Comme les autres romantiques, Mérimée, né à Paris, a grandi, s'est formé sous la Restauration avec la nostalgie de la Révolution et de Napoléon. Son père, bonapartiste, était un peintre néo-classique devenu secrétaire de l'École des beaux-arts. Milieu tout à la fois artiste et fonctionnaire que Prosper Mérimée, au fond, ne trahira pas.

S'il fait sérieusement ses études de droit, il pense, comme les jeunes gens les plus doués de la génération de 1820, que la seule carrière qui lui soit ouverte est celle des lettres. Il a rencontré Stendhal, rentré d'Italie, en 1822. Il le retrouve, en même temps que Delacroix, dans les salons libéraux-bonapartistes (où l'on s'exclamait « sur la bêtise des Bourbons »), et surtout dans le « grenier » de E. Delécluze, peintre raté et critique d'art (1781-1863), où, en 1825, à vingt-deux ans, Mérimée lit trois pièces de théâtre : Les Espagnols en Danemark, Le Ciel et l'enfer et Une femme est un diable, écrites sous l'influence des comedias du Siècle d'or espagnol.

C'est peut-être de Stendhal qu'il tient le goût des pseudonymes et des mystifications puisque, lorsqu'il publie ces pièces et celles qui suivent, il les attribue à une femme de lettres espagnole imaginaire, Clara Gazul – ce qui, par ailleurs, lui évite des ennuis avec la censure. Ce Théâtre de Clara Gazul est vraiment excellent. Toutes ces pièces, insolentes, rapides, intelligentes, sont trop peu jouées – à l'exception du Carrosse du Saint-Sacrement (écrit en 1828 et joué pour la première fois en 1850). L'une d'elles, La Jacquerie – sur les révoltes de paysans au Moyen Âge –, témoigne même d'une ambition dramaturgique plus grande que celle de ses contemporains.

Mérimée a vingt-sept ans quand il publie son premier et unique roman, cette Chronique du règne de Charles IX, roman de cape et d'épée, mais dont les intentions idéologiques ne sont pas absentes. En situant sa « chronique » au temps des guerres de religion, Mérimée donne une leçon de tolérance, de liberté, en même temps que de libertinage : les discussions théologiques ont lieu dans les alcôves.

Au même moment, ses premières nouvelles, réunies plus tard sous le titre de Mosaïque (1833), témoignent d'une diversité d'inspiration et d'une précision dans l'expression qui font de Mérimée le véritable classique du romantisme. Mateo Falcone, histoire corse, Tamango, aventure d'un esclave noir, La Vision de Charles XI, première approche du surnaturel à travers l'aventure d'un roi de Suède, et les autres nouvelles du recueil précèdent de peu ce petit chef-d'œuvre, [...]

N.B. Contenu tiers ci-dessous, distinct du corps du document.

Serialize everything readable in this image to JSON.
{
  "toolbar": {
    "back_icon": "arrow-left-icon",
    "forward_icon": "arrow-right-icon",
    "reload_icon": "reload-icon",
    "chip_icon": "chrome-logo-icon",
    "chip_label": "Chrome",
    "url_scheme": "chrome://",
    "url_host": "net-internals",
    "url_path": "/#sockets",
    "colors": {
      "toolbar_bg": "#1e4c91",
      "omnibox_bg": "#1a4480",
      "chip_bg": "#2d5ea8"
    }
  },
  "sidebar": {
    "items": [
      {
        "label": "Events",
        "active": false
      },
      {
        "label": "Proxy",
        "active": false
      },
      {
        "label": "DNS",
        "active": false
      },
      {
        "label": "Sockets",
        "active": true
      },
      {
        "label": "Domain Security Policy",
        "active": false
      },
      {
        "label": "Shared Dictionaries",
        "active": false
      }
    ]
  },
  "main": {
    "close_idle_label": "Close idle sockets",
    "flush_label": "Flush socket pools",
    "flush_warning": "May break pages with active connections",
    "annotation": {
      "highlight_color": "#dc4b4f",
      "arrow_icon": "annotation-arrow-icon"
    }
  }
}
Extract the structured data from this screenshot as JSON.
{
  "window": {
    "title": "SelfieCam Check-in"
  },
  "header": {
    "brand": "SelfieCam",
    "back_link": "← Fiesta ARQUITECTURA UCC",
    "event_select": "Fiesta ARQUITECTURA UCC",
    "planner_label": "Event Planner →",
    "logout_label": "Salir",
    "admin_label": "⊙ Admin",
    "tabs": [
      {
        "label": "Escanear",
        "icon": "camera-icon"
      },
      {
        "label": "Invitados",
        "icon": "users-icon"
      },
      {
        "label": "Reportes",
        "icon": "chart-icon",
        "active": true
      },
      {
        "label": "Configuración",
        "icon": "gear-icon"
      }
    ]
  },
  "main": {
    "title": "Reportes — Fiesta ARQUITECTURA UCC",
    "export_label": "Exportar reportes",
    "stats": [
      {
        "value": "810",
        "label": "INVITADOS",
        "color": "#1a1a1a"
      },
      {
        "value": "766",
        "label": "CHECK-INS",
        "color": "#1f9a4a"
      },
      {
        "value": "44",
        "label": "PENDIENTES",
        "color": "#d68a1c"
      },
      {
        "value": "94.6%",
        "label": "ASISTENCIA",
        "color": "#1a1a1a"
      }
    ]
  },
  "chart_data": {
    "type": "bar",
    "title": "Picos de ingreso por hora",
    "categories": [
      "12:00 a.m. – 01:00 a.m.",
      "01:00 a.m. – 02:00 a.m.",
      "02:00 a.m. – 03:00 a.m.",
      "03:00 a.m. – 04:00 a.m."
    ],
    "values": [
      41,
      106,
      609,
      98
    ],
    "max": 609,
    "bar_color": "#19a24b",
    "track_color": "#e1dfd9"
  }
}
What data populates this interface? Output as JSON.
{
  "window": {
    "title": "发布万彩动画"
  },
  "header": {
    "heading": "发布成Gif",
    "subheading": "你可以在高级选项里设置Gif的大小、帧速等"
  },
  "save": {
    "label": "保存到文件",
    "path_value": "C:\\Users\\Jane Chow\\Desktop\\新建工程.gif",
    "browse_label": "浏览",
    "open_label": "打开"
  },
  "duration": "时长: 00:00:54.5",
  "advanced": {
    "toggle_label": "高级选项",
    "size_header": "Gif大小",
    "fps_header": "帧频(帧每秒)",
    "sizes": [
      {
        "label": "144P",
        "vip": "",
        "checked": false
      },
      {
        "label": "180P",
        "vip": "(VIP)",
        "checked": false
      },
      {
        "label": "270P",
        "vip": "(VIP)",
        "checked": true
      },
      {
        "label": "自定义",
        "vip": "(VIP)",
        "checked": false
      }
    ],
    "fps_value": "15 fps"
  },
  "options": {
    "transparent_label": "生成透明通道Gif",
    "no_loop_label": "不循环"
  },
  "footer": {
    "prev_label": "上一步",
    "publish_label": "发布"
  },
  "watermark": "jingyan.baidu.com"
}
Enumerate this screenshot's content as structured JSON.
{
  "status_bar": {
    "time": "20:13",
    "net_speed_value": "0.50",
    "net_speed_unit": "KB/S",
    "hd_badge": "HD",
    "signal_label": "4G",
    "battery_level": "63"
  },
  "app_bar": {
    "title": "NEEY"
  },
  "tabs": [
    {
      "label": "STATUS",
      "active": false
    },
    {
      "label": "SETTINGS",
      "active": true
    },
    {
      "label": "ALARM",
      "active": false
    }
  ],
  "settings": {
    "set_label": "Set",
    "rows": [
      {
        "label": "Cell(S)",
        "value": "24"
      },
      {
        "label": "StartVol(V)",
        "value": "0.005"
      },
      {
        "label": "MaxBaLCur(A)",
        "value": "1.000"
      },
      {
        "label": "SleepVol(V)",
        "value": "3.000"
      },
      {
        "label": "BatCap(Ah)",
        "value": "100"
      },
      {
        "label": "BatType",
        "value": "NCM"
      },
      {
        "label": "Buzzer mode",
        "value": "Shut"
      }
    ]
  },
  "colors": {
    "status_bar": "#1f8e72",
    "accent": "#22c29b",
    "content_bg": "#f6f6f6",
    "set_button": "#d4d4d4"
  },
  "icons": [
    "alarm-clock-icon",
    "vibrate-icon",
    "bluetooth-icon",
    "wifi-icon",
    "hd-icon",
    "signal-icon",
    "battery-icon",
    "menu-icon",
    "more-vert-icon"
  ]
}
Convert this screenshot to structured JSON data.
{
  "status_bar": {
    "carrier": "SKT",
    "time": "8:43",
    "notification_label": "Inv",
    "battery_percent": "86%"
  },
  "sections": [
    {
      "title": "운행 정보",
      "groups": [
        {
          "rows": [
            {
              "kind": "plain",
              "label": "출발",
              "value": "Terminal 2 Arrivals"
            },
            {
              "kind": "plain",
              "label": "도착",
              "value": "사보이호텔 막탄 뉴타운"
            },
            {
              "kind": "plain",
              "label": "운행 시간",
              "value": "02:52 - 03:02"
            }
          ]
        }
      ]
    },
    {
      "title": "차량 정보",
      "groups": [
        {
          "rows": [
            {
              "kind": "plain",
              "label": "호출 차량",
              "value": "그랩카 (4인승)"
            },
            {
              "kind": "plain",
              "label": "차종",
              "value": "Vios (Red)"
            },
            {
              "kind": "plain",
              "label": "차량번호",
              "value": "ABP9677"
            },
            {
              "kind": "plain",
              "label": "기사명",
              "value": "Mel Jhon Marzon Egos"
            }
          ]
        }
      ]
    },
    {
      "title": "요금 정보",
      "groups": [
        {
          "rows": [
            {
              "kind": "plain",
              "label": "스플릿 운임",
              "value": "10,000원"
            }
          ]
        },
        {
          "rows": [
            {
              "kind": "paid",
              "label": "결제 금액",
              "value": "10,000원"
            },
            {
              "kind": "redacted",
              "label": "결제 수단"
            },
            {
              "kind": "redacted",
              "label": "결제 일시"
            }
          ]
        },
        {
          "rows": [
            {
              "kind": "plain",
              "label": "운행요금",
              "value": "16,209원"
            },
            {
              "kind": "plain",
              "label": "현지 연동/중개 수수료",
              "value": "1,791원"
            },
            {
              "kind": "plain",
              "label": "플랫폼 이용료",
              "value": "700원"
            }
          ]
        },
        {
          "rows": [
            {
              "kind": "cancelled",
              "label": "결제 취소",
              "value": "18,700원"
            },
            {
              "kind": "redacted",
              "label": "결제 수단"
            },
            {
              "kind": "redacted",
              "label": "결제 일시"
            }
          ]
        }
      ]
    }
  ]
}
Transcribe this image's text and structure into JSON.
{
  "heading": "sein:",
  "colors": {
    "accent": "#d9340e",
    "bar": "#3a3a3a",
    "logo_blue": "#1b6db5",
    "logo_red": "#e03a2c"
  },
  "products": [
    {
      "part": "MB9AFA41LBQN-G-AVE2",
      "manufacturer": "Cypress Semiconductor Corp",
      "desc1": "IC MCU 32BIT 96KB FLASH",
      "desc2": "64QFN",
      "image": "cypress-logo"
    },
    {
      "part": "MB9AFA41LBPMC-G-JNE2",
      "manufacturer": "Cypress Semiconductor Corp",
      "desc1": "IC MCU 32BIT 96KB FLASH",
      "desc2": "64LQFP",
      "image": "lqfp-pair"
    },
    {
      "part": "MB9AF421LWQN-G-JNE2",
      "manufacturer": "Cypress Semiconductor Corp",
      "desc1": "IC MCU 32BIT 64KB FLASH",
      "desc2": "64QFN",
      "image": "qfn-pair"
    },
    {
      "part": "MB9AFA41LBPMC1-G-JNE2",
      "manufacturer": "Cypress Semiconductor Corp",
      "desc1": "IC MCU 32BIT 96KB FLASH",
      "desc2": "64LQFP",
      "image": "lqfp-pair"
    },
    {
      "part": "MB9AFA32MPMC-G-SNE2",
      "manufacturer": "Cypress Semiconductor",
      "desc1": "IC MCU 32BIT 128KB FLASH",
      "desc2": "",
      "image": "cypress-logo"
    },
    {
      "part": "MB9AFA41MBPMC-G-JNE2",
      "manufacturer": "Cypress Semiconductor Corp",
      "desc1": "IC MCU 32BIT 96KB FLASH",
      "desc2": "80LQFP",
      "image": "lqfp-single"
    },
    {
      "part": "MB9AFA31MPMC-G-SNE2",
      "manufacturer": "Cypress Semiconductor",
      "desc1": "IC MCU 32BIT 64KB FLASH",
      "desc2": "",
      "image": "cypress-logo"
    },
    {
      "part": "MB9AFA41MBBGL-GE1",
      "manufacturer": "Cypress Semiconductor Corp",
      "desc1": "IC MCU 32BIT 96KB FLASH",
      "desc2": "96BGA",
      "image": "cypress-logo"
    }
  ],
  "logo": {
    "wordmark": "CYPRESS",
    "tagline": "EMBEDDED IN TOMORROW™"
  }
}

La suite de cet article est accessible aux abonnés

  • Des contenus variés, complets et fiables
  • Accessible sur tous les écrans
  • Pas de publicité

Découvrez nos offres

Déjà abonné ? Se connecter

Écrit par

  • : directeur des services culturels et critique dramatique au Nouvel Observateur

Classification

Pour citer cet article

Guy DUMUR. MÉRIMÉE PROSPER (1803-1870) [en ligne]. In Encyclopædia Universalis. Disponible sur : (consulté le )

Média

<it>Carmen</it>, Prosper Mérimée - crédits : De Agostini/ Getty Images

Carmen, Prosper Mérimée

Autres références

  • CARMEN, Prosper Mérimée - Fiche de lecture

    • Écrit par Guy BELZANE
    • 1 039 mots

    Court roman ou longue nouvelle, Carmen a d'abord paru dans la Revue des Deux Mondes en octobre 1845, avant d'être publiée en volume chez Michel-Lévy à Paris en 1847, sans grand succès. À lire les quatre lettres publiées par Prosper Mérimée (1803-1870) au retour de son premier voyage...

  • BIZET GEORGES - (repères chronologiques)

    • Écrit par Alain PÂRIS
    • 532 mots
    • 5 médias

    25 octobre 1838 Georges (Alexandre-César-Léopold) Bizet naît à Paris.

    1855 Bizet compose une Symphonie en ut majeur, qui ne sera découverte qu'en 1933, dans la collection Bizet du Conservatoire de Paris. Cette symphonie est créée le 26 février 1935 par l'Orchestre symphonique de...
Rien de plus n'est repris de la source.